El rey, muy confuso se volvió a poner las gafas y dijo:

— Escuchad, súbditos, lo que pone en la dirección.

Y la leyó lo mejor que pudo.

— ¡Una dirección muy rara! —dijo el señor Manga cuando el rey hubo terminado.

—Sí —dijo el cartero, indignado — , hay tantas faltas de ortografía que casi no se puede descifrar. Estas cosas son muy desagradables para nosotros los carteros. ¡Si supiéramos quién lo

ha escrito!

El rey volvió el paquete y buscó el remitente.

— ¡Aquí sólo hay un 13 muy grande! —dijo mirando perplejo al cartero y a sus súbditos.

— ¡Muy raro! —el señor Manga se dejó oír de nuevo.

—Pues —dijo el rey, resuelto — , raro o no raro, XUmmrLanT sólo puede significar Lummerland. Y no hay otra solución, alguno de nosotros tiene que ser la señora Maldiente o algo parecido.

Calmado, se quitó las gafas y con su pañuelo de seda se secó las gotas de sudor de la frente.

— Sí —dijo la señora Quée —, pero en toda la isla no hay ningún tercer piso.

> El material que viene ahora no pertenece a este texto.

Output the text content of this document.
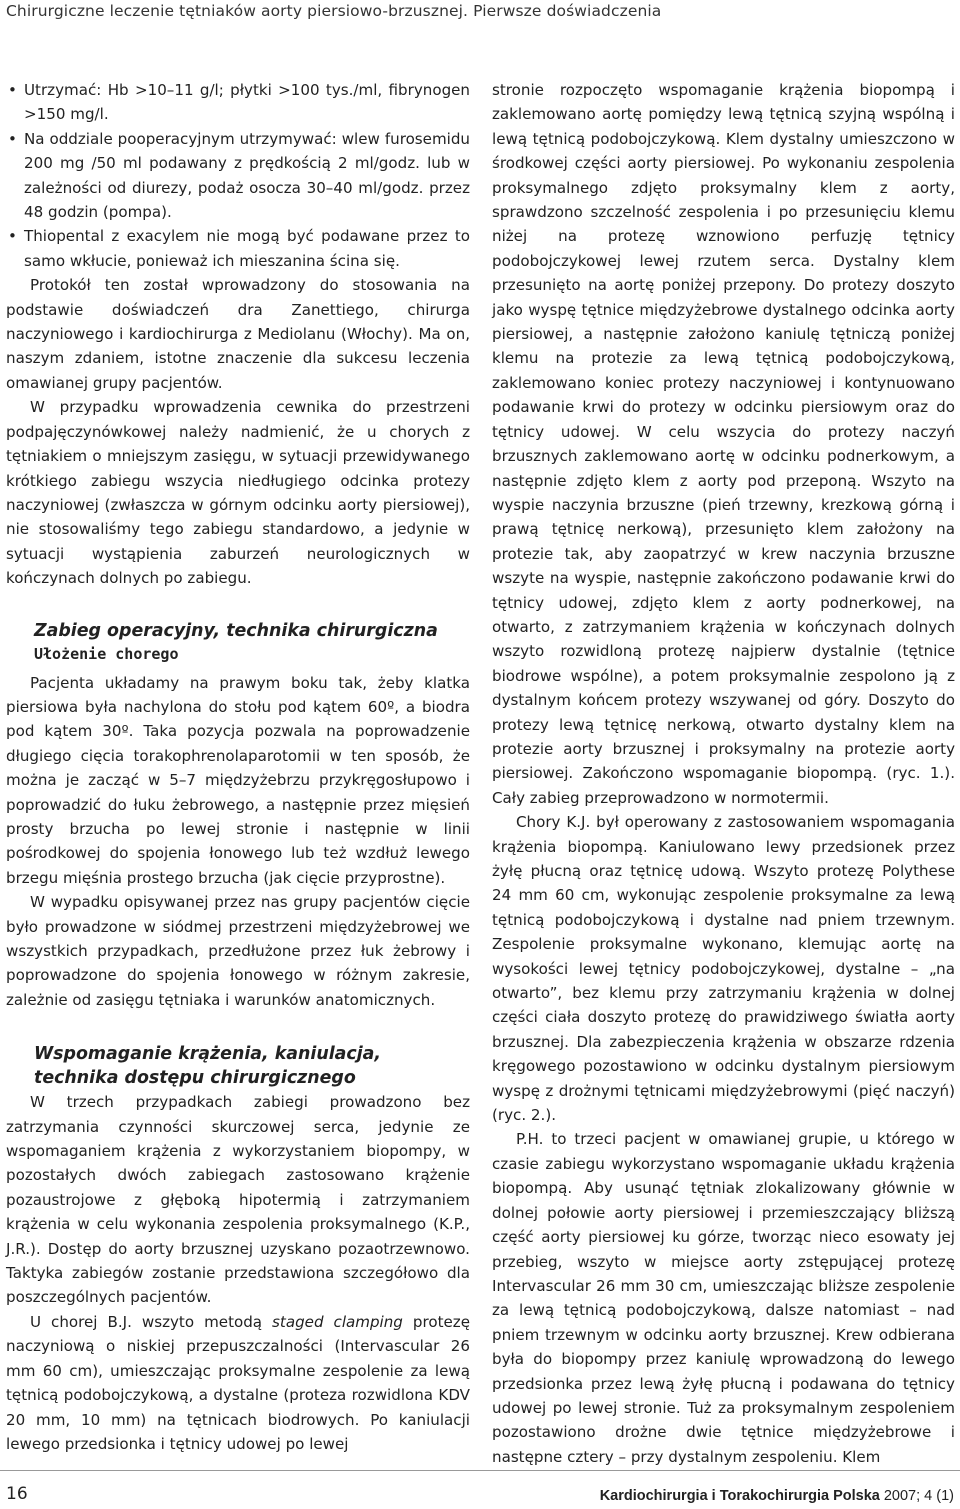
Chirurgiczne leczenie tętniaków aorty piersiowo-brzusznej. Pierwsze doświadczenia
• Utrzymać: Hb >10–11 g/l; płytki >100 tys./ml, fibrynogen >150 mg/l.
• Na oddziale pooperacyjnym utrzymywać: wlew furosemidu 200 mg /50 ml podawany z prędkością 2 ml/godz. lub w zależności od diurezy, podaż osocza 30–40 ml/godz. przez 48 godzin (pompa).
• Thiopental z exacylem nie mogą być podawane przez to samo wkłucie, ponieważ ich mieszanina ścina się.

Protokół ten został wprowadzony do stosowania na podstawie doświadczeń dra Zanettiego, chirurga naczyniowego i kardiochirurga z Mediolanu (Włochy). Ma on, naszym zdaniem, istotne znaczenie dla sukcesu leczenia omawianej grupy pacjentów.

W przypadku wprowadzenia cewnika do przestrzeni podpajęczynówkowej należy nadmienić, że u chorych z tętniakiem o mniejszym zasięgu, w sytuacji przewidywanego krótkiego zabiegu wszycia niedługiego odcinka protezy naczyniowej (zwłaszcza w górnym odcinku aorty piersiowej), nie stosowaliśmy tego zabiegu standardowo, a jedynie w sytuacji wystąpienia zaburzeń neurologicznych w kończynach dolnych po zabiegu.

Zabieg operacyjny, technika chirurgiczna
Ułożenie chorego

Pacjenta układamy na prawym boku tak, żeby klatka piersiowa była nachylona do stołu pod kątem 60º, a biodra pod kątem 30º. Taka pozycja pozwala na poprowadzenie długiego cięcia torakophrenolaparotomii w ten sposób, że można je zacząć w 5–7 międzyżebrzu przykręgosłupowo i poprowadzić do łuku żebrowego, a następnie przez mięsień prosty brzucha po lewej stronie i następnie w linii pośrodkowej do spojenia łonowego lub też wzdłuż lewego brzegu mięśnia prostego brzucha (jak cięcie przyprostne).

W wypadku opisywanej przez nas grupy pacjentów cięcie było prowadzone w siódmej przestrzeni międzyżebrowej we wszystkich przypadkach, przedłużone przez łuk żebrowy i poprowadzone do spojenia łonowego w różnym zakresie, zależnie od zasięgu tętniaka i warunków anatomicznych.

Wspomaganie krążenia, kaniulacja,
technika dostępu chirurgicznego

W trzech przypadkach zabiegi prowadzono bez zatrzymania czynności skurczowej serca, jedynie ze wspomaganiem krążenia z wykorzystaniem biopompy, w pozostałych dwóch zabiegach zastosowano krążenie pozaustrojowe z głęboką hipotermią i zatrzymaniem krążenia w celu wykonania zespolenia proksymalnego (K.P., J.R.). Dostęp do aorty brzusznej uzyskano pozaotrzewnowo. Taktyka zabiegów zostanie przedstawiona szczegółowo dla poszczególnych pacjentów.

U chorej B.J. wszyto metodą staged clamping protezę naczyniową o niskiej przepuszczalności (Intervascular 26 mm 60 cm), umieszczając proksymalne zespolenie za lewą tętnicą podobojczykową, a dystalne (proteza rozwidlona KDV 20 mm, 10 mm) na tętnicach biodrowych. Po kaniulacji lewego przedsionka i tętnicy udowej po lewej

stronie rozpoczęto wspomaganie krążenia biopompą i zaklemowano aortę pomiędzy lewą tętnicą szyjną wspólną i lewą tętnicą podobojczykową. Klem dystalny umieszczono w środkowej części aorty piersiowej. Po wykonaniu zespolenia proksymalnego zdjęto proksymalny klem z aorty, sprawdzono szczelność zespolenia i po przesunięciu klemu niżej na protezę wznowiono perfuzję tętnicy podobojczykowej lewej rzutem serca. Dystalny klem przesunięto na aortę poniżej przepony. Do protezy doszyto jako wyspę tętnice międzyżebrowe dystalnego odcinka aorty piersiowej, a następnie założono kaniulę tętniczą poniżej klemu na protezie za lewą tętnicą podobojczykową, zaklemowano koniec protezy naczyniowej i kontynuowano podawanie krwi do protezy w odcinku piersiowym oraz do tętnicy udowej. W celu wszycia do protezy naczyń brzusznych zaklemowano aortę w odcinku podnerkowym, a następnie zdjęto klem z aorty pod przeponą. Wszyto na wyspie naczynia brzuszne (pień trzewny, krezkową górną i prawą tętnicę nerkową), przesunięto klem założony na protezie tak, aby zaopatrzyć w krew naczynia brzuszne wszyte na wyspie, następnie zakończono podawanie krwi do tętnicy udowej, zdjęto klem z aorty podnerkowej, na otwarto, z zatrzymaniem krążenia w kończynach dolnych wszyto rozwidloną protezę najpierw dystalnie (tętnice biodrowe wspólne), a potem proksymalnie zespolono ją z dystalnym końcem protezy wszywanej od góry. Doszyto do protezy lewą tętnicę nerkową, otwarto dystalny klem na protezie aorty brzusznej i proksymalny na protezie aorty piersiowej. Zakończono wspomaganie biopompą. (ryc. 1.). Cały zabieg przeprowadzono w normotermii.

Chory K.J. był operowany z zastosowaniem wspomagania krążenia biopompą. Kaniulowano lewy przedsionek przez żyłę płucną oraz tętnicę udową. Wszyto protezę Polythese 24 mm 60 cm, wykonując zespolenie proksymalne za lewą tętnicą podobojczykową i dystalne nad pniem trzewnym. Zespolenie proksymalne wykonano, klemując aortę na wysokości lewej tętnicy podobojczykowej, dystalne – „na otwarto”, bez klemu przy zatrzymaniu krążenia w dolnej części ciała doszyto protezę do prawidziwego światła aorty brzusznej. Dla zabezpieczenia krążenia w obszarze rdzenia kręgowego pozostawiono w odcinku dystalnym piersiowym wyspę z drożnymi tętnicami międzyżebrowymi (pięć naczyń) (ryc. 2.).

P.H. to trzeci pacjent w omawianej grupie, u którego w czasie zabiegu wykorzystano wspomaganie układu krążenia biopompą. Aby usunąć tętniak zlokalizowany głównie w dolnej połowie aorty piersiowej i przemieszczający bliższą część aorty piersiowej ku górze, tworząc nieco esowaty jej przebieg, wszyto w miejsce aorty zstępującej protezę Intervascular 26 mm 30 cm, umieszczając bliższe zespolenie za lewą tętnicą podobojczykową, dalsze natomiast – nad pniem trzewnym w odcinku aorty brzusznej. Krew odbierana była do biopompy przez kaniulę wprowadzoną do lewego przedsionka przez lewą żyłę płucną i podawana do tętnicy udowej po lewej stronie. Tuż za proksymalnym zespoleniem pozostawiono drożne dwie tętnice międzyżebrowe i następne cztery – przy dystalnym zespoleniu. Klem

16	Kardiochirurgia i Torakochirurgia Polska 2007; 4 (1)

— Realmente es cierto —dijo el rey.

—Y tampoco tenemos ninguna calle Vieja —opinó el señor Manga.

—Desgraciadamente también eso es cierto —suspiró el rey, muy afligido.

—Y no tenemos ningún número 133 —añadió Lucas y se echó la gorra de visera hacia atrás —. Yo tendría que saberlo, porque al fin y al cabo doy muchas vueltas por la isla.